Saturday, 26 February 2011

Open the door (close the door)

Open data as an overall banner is a very useful one. It says exactly what it means - opening up data (for benchmarking, performance improvement, resource allocation efficiencies etc etc).

What is becoming foggier as time passes, for me, is the role of all the individual stakeholders in this banner - I had to try and explain to a colleague from Policy how the open data landscape currently looked as she will be directly involved in the Single Data List roll out once it's out of consultation and into implementation and believe me when I say, without a pen and paper to draw all the bubbles of the interested parties, it was quite hard.
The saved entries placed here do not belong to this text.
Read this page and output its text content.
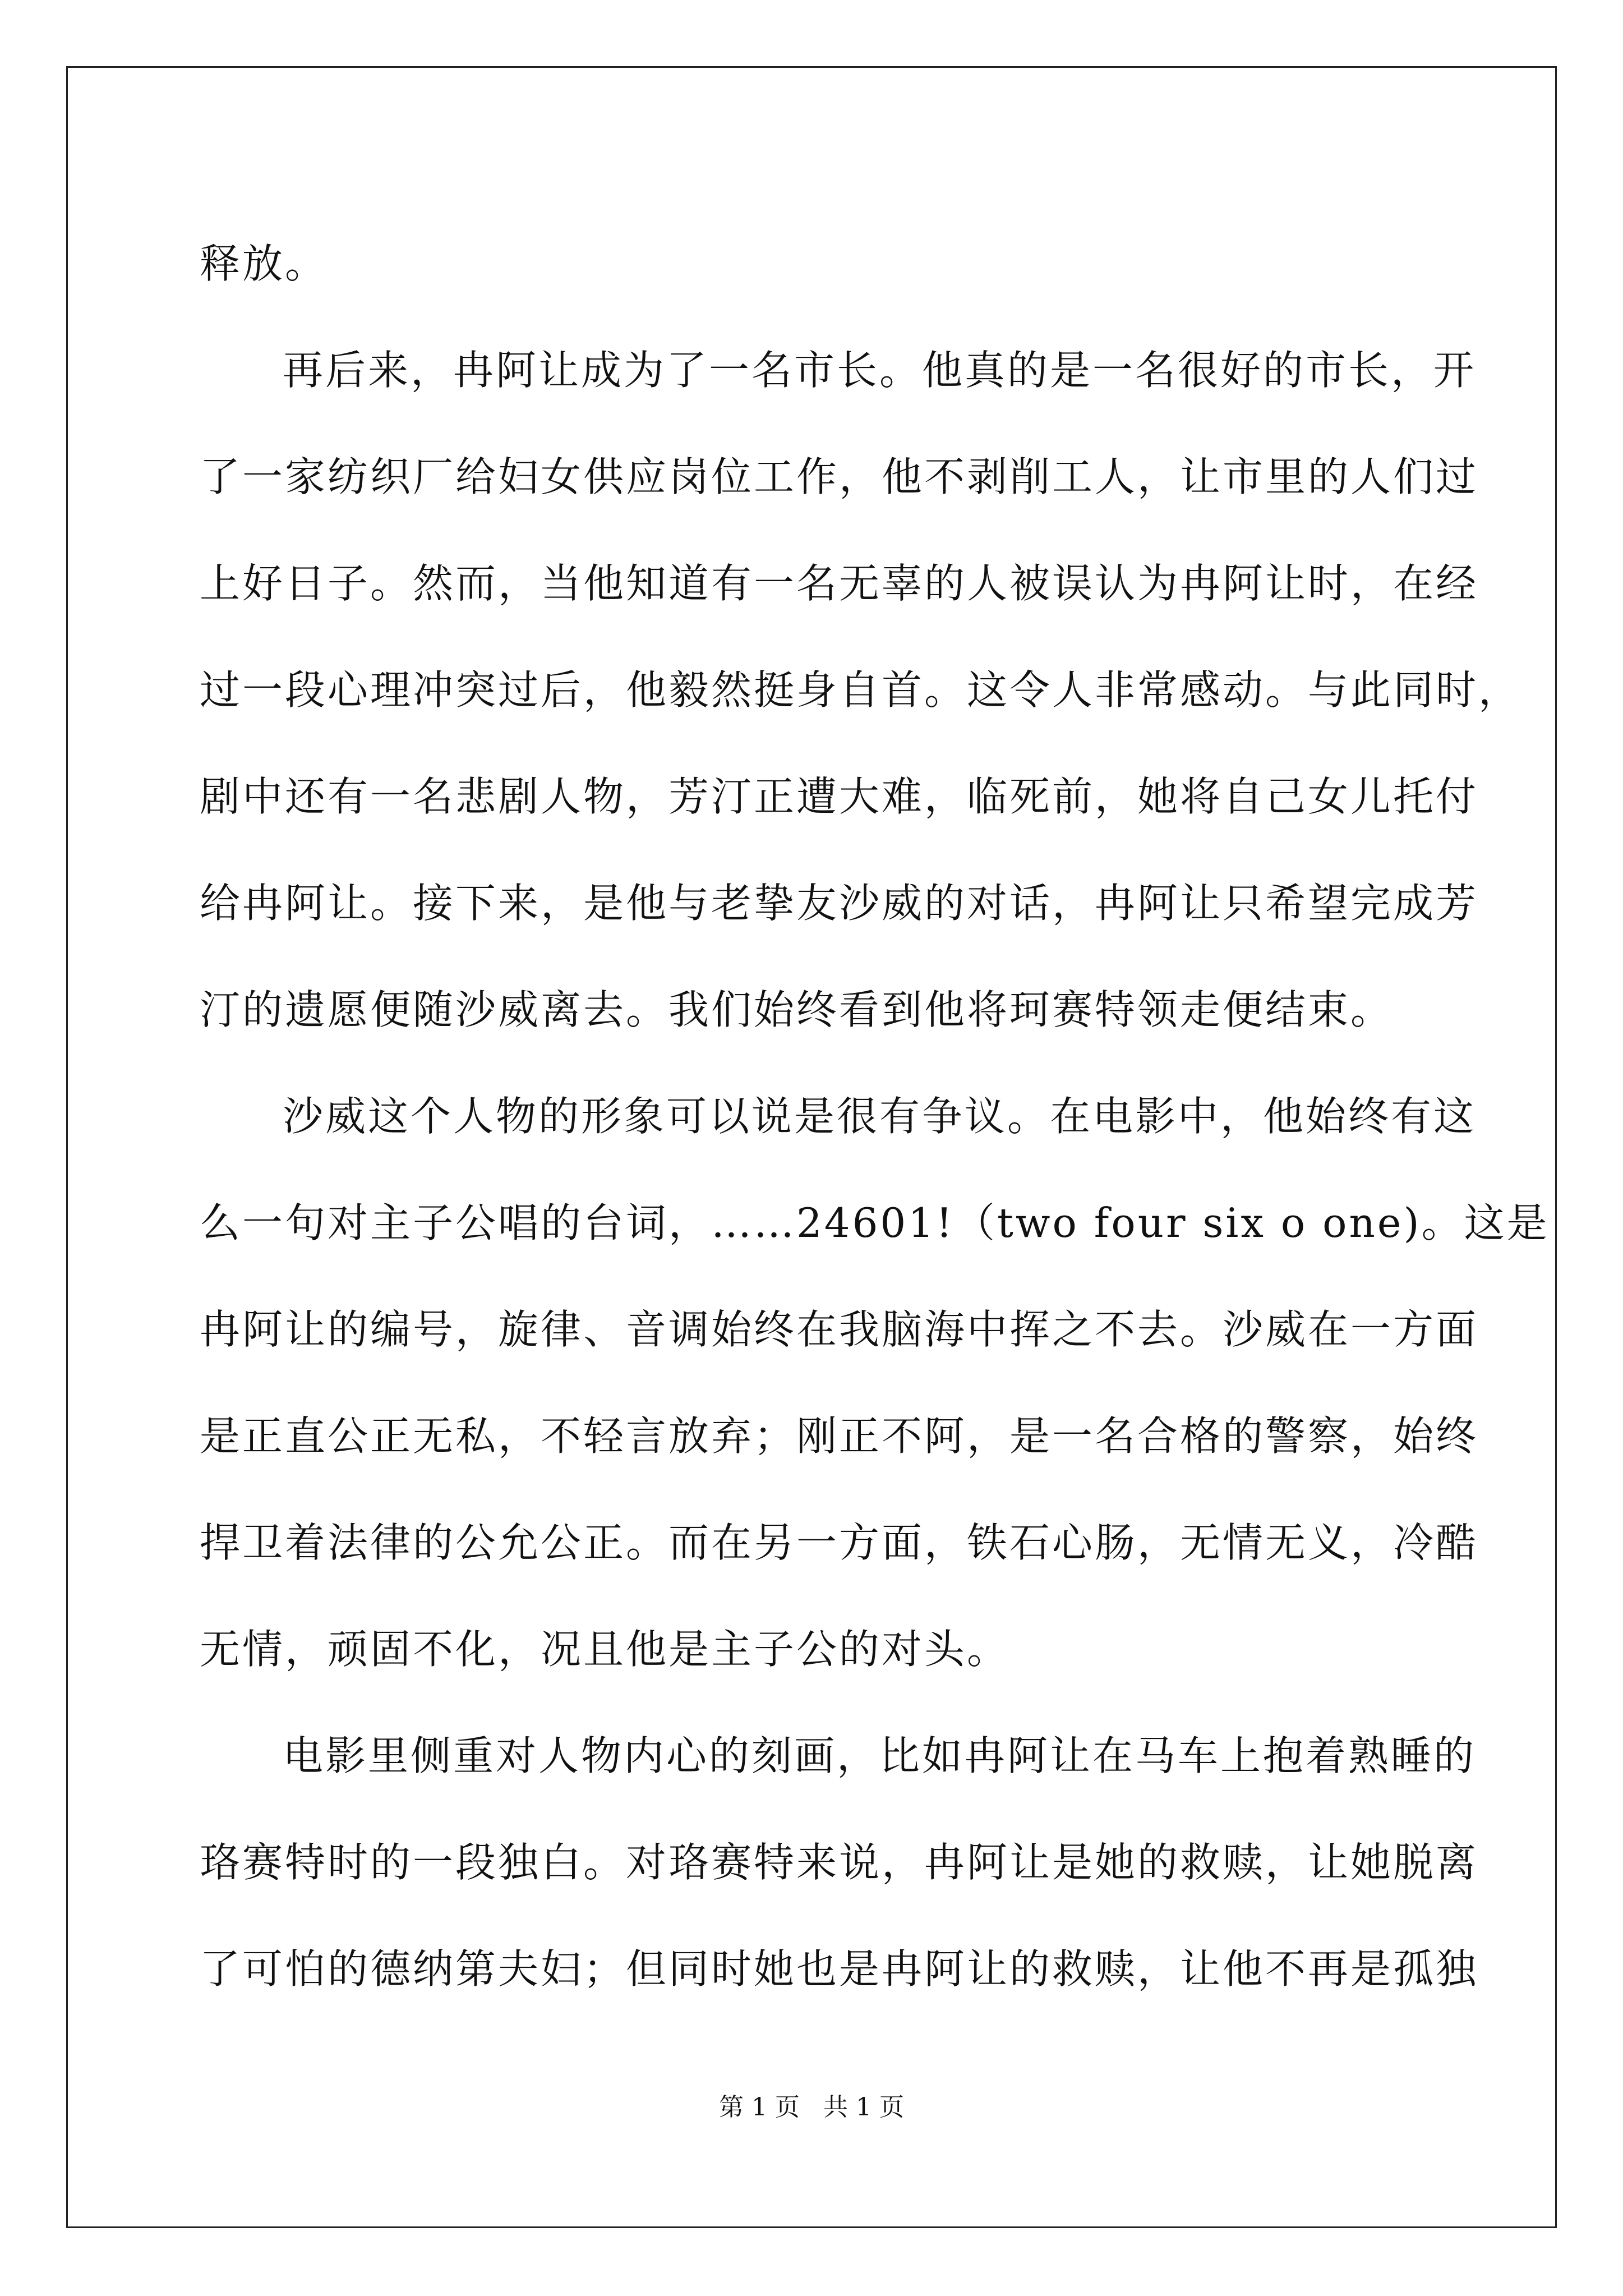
释放。
再后来，冉阿让成为了一名市长。他真的是一名很好的市长，开
了一家纺织厂给妇女供应岗位工作，他不剥削工人，让市里的人们过
上好日子。然而，当他知道有一名无辜的人被误认为冉阿让时，在经
过一段心理冲突过后，他毅然挺身自首。这令人非常感动。与此同时，
剧中还有一名悲剧人物，芳汀正遭大难，临死前，她将自己女儿托付
给冉阿让。接下来，是他与老挚友沙威的对话，冉阿让只希望完成芳
汀的遗愿便随沙威离去。我们始终看到他将珂赛特领走便结束。
沙威这个人物的形象可以说是很有争议。在电影中，他始终有这
么一句对主子公唱的台词，……24601!（two four six o one)。这是
冉阿让的编号，旋律、音调始终在我脑海中挥之不去。沙威在一方面
是正直公正无私，不轻言放弃；刚正不阿，是一名合格的警察，始终
捍卫着法律的公允公正。而在另一方面，铁石心肠，无情无义，冷酷
无情，顽固不化，况且他是主子公的对头。
电影里侧重对人物内心的刻画，比如冉阿让在马车上抱着熟睡的
珞赛特时的一段独白。对珞赛特来说，冉阿让是她的救赎，让她脱离
了可怕的德纳第夫妇；但同时她也是冉阿让的救赎，让他不再是孤独
第 1 页 共 1 页
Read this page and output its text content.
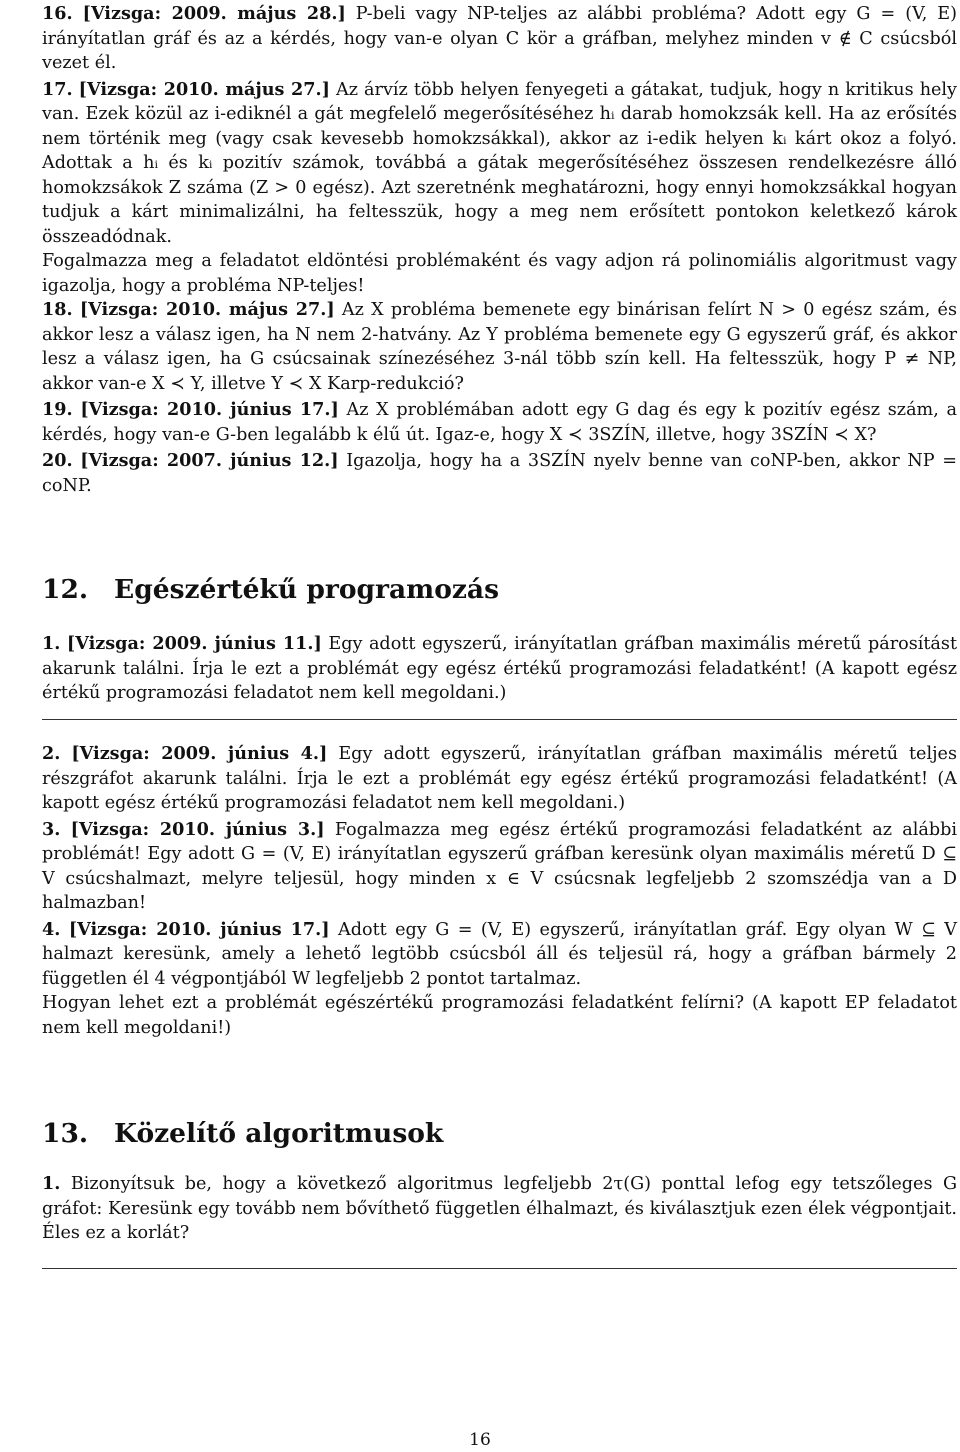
16. [Vizsga: 2009. május 28.] P-beli vagy NP-teljes az alábbi probléma? Adott egy G = (V, E) irányítatlan gráf és az a kérdés, hogy van-e olyan C kör a gráfban, melyhez minden v ∉ C csúcsból vezet él.

17. [Vizsga: 2010. május 27.] Az árvíz több helyen fenyegeti a gátakat, tudjuk, hogy n kritikus hely van. Ezek közül az i-ediknél a gát megfelelő megerősítéséhez hᵢ darab homokzsák kell. Ha az erősítés nem történik meg (vagy csak kevesebb homokzsákkal), akkor az i-edik helyen kᵢ kárt okoz a folyó. Adottak a hᵢ és kᵢ pozitív számok, továbbá a gátak megerősítéséhez összesen rendelkezésre álló homokzsákok Z száma (Z > 0 egész). Azt szeretnénk meghatározni, hogy ennyi homokzsákkal hogyan tudjuk a kárt minimalizálni, ha feltesszük, hogy a meg nem erősített pontokon keletkező károk összeadódnak.

Fogalmazza meg a feladatot eldöntési problémaként és vagy adjon rá polinomiális algoritmust vagy igazolja, hogy a probléma NP-teljes!

18. [Vizsga: 2010. május 27.] Az X probléma bemenete egy binárisan felírt N > 0 egész szám, és akkor lesz a válasz igen, ha N nem 2-hatvány. Az Y probléma bemenete egy G egyszerű gráf, és akkor lesz a válasz igen, ha G csúcsainak színezéséhez 3-nál több szín kell. Ha feltesszük, hogy P ≠ NP, akkor van-e X ≺ Y, illetve Y ≺ X Karp-redukció?

19. [Vizsga: 2010. június 17.] Az X problémában adott egy G dag és egy k pozitív egész szám, a kérdés, hogy van-e G-ben legalább k élű út. Igaz-e, hogy X ≺ 3SZÍN, illetve, hogy 3SZÍN ≺ X?

20. [Vizsga: 2007. június 12.] Igazolja, hogy ha a 3SZÍN nyelv benne van coNP-ben, akkor NP = coNP.

12. Egészértékű programozás

1. [Vizsga: 2009. június 11.] Egy adott egyszerű, irányítatlan gráfban maximális méretű párosítást akarunk találni. Írja le ezt a problémát egy egész értékű programozási feladatként! (A kapott egész értékű programozási feladatot nem kell megoldani.)

2. [Vizsga: 2009. június 4.] Egy adott egyszerű, irányítatlan gráfban maximális méretű teljes részgráfot akarunk találni. Írja le ezt a problémát egy egész értékű programozási feladatként! (A kapott egész értékű programozási feladatot nem kell megoldani.)

3. [Vizsga: 2010. június 3.] Fogalmazza meg egész értékű programozási feladatként az alábbi problémát! Egy adott G = (V, E) irányítatlan egyszerű gráfban keresünk olyan maximális méretű D ⊆ V csúcshalmazt, melyre teljesül, hogy minden x ∈ V csúcsnak legfeljebb 2 szomszédja van a D halmazban!

4. [Vizsga: 2010. június 17.] Adott egy G = (V, E) egyszerű, irányítatlan gráf. Egy olyan W ⊆ V halmazt keresünk, amely a lehető legtöbb csúcsból áll és teljesül rá, hogy a gráfban bármely 2 független él 4 végpontjából W legfeljebb 2 pontot tartalmaz.

Hogyan lehet ezt a problémát egészértékű programozási feladatként felírni? (A kapott EP feladatot nem kell megoldani!)

13. Közelítő algoritmusok

1. Bizonyítsuk be, hogy a következő algoritmus legfeljebb 2τ(G) ponttal lefog egy tetszőleges G gráfot: Keresünk egy tovább nem bővíthető független élhalmazt, és kiválasztjuk ezen élek végpontjait. Éles ez a korlát?

16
So here's my attempt at drawing the open data landscape as it is currently. All mistakes are mine, if I insult your job title, please correct me in the comments. Because this is my post, I'm going to cover them in the order in which I became aware of them - this is not necessarily the order of creation. Apologies if you feel it's 'simplistic' - I'm writing for a different audience to the one you write for. I'm writing for the Policy people who have to get their heads around all this.

Rewired State
Starting at the end of the process, just my style. Rewired State convene hack days and developers within those hack days to take data which has been released by organisations of all kinds within the public sector and do something interesting with it - in the case of hack days in one day. Prizes are usually given for the best 'hack' where hack does not equal breaking things, but creating things by 'hacking' around with the data. Rewired State recently has started to employ developers, I think, though their web page makes no mention of this for some reason.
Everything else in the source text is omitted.